Certainly, there are people in our country who work to live completely off the grid, but most of us rely on items that come from cities -- some of them cities halfway around the globe from us. Even people who live in seemingly rural areas and fancy themselves to be "country" folks depend on urban areas for goods and services (like medical care and schools).
Urban areas aren't the enemy. They are us. And that's OK -- natural, even. Naturalists study ecosystems, and urban areas are ecosystems too.
When we think of studying ecology, we think of birdies and bugs and flowers. But people also are included in ecosystems, as are the communities they build. The word "ecology" means the study ("ology') of home ("ecos").
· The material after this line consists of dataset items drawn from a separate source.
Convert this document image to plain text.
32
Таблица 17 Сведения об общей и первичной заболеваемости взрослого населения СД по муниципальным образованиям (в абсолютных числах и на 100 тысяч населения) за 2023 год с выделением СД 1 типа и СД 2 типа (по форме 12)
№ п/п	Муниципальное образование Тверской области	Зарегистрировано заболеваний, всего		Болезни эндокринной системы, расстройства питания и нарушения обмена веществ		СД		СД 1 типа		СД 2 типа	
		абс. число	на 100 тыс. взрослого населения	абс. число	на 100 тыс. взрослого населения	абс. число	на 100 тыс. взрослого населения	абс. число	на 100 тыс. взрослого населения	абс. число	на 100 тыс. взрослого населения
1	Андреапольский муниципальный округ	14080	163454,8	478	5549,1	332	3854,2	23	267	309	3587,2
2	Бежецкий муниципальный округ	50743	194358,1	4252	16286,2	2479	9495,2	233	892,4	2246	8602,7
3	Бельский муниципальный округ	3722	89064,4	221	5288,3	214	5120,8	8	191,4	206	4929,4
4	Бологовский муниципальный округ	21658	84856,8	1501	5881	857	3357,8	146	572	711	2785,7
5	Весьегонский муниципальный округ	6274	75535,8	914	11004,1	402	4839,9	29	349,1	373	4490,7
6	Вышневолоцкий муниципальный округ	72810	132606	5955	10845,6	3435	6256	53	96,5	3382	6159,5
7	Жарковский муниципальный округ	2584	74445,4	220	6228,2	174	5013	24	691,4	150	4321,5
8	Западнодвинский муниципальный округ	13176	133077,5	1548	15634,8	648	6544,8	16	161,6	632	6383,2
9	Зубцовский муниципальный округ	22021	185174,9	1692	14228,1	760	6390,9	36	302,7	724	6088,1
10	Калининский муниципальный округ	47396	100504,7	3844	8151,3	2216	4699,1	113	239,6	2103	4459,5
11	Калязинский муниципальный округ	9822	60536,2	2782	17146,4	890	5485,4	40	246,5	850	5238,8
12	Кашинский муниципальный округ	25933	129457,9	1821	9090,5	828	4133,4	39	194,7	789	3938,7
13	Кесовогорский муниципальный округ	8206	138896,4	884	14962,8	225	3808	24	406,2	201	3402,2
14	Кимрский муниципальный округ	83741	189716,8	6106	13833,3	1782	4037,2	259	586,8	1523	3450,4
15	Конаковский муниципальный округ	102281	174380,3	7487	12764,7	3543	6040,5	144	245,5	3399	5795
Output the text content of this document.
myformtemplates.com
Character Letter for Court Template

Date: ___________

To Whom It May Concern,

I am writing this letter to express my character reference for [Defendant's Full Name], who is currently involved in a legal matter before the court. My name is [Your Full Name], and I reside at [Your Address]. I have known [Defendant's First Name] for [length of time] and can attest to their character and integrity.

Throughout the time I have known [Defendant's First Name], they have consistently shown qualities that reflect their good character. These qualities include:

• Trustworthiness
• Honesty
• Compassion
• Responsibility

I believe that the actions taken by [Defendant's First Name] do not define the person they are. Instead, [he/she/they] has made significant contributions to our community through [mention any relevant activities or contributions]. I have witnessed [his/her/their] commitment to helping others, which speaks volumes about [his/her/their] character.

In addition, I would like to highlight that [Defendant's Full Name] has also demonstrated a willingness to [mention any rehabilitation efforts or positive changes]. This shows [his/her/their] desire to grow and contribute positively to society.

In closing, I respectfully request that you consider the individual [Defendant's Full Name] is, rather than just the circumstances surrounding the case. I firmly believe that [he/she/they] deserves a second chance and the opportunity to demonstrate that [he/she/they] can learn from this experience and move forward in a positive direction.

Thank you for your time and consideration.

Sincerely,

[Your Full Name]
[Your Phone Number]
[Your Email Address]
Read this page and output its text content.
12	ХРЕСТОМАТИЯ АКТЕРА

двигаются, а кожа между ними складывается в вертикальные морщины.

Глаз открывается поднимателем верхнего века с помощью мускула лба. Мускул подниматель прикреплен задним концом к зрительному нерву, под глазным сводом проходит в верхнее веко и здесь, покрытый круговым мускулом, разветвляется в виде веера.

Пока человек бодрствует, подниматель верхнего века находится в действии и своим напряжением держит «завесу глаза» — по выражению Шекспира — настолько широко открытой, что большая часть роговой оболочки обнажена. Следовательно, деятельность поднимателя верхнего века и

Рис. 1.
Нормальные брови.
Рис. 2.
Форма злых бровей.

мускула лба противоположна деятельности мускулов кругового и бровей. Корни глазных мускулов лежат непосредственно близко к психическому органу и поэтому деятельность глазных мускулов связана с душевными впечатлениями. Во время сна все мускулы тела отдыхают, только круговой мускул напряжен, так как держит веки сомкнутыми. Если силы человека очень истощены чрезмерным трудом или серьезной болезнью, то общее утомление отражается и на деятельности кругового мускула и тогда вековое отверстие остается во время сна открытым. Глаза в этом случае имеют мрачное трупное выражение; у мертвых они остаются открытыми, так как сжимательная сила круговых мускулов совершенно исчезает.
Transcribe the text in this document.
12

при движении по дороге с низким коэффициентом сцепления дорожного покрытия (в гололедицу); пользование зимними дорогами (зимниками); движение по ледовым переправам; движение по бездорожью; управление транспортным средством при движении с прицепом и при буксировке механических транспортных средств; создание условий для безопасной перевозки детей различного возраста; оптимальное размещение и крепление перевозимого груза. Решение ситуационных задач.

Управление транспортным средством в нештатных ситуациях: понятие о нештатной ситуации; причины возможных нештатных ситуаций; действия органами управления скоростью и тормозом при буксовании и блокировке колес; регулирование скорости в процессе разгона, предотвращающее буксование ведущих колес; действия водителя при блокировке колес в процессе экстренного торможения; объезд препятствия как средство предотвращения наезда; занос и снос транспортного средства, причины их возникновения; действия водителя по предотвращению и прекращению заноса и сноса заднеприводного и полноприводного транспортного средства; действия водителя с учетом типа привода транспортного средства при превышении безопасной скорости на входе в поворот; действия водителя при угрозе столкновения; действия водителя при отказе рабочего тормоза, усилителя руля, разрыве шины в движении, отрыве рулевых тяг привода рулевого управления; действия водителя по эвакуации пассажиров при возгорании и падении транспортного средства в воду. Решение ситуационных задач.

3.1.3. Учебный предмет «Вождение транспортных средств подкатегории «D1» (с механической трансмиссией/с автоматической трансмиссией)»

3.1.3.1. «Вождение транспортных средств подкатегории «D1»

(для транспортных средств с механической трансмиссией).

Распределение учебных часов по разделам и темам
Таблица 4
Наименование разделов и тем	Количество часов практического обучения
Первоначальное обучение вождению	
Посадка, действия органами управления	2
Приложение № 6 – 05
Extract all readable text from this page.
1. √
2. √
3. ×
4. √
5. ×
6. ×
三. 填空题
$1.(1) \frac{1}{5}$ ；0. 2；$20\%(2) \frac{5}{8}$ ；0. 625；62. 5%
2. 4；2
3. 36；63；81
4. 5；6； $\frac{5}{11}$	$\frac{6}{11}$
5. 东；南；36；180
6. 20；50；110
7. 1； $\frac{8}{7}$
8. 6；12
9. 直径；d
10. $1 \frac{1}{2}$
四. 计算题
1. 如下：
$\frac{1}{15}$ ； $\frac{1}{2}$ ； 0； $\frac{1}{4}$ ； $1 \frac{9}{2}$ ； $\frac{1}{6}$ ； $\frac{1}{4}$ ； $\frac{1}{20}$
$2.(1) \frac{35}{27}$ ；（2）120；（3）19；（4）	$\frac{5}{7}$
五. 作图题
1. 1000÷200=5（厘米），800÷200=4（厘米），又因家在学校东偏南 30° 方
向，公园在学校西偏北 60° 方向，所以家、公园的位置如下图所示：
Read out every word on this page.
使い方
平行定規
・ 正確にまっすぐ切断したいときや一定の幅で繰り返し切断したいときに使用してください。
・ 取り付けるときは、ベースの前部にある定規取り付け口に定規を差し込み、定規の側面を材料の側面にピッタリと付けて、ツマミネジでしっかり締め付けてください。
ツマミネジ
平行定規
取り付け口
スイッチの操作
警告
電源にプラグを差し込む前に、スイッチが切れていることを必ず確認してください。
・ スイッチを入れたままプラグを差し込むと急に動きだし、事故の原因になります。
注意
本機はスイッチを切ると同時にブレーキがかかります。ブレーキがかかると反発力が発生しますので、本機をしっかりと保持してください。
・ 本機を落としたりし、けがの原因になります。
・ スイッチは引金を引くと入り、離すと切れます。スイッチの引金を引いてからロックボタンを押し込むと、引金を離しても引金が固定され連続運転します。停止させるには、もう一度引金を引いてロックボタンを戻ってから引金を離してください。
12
So if you are a human living in the United States, and you want to be a naturalist who studies the ecology of your place, you're going to be an urban naturalist studying an urban ecology.
So let's move forward from this new definition of my blog and ourselves. Let us learn to see the ecosystems that sustain us and explore how healthy ecosystems work. Only then can we truly assess our relationship with the non-human aspects of our environment. It is time to leave the Industrial Age of our past and look toward the Ecological Age that is our future.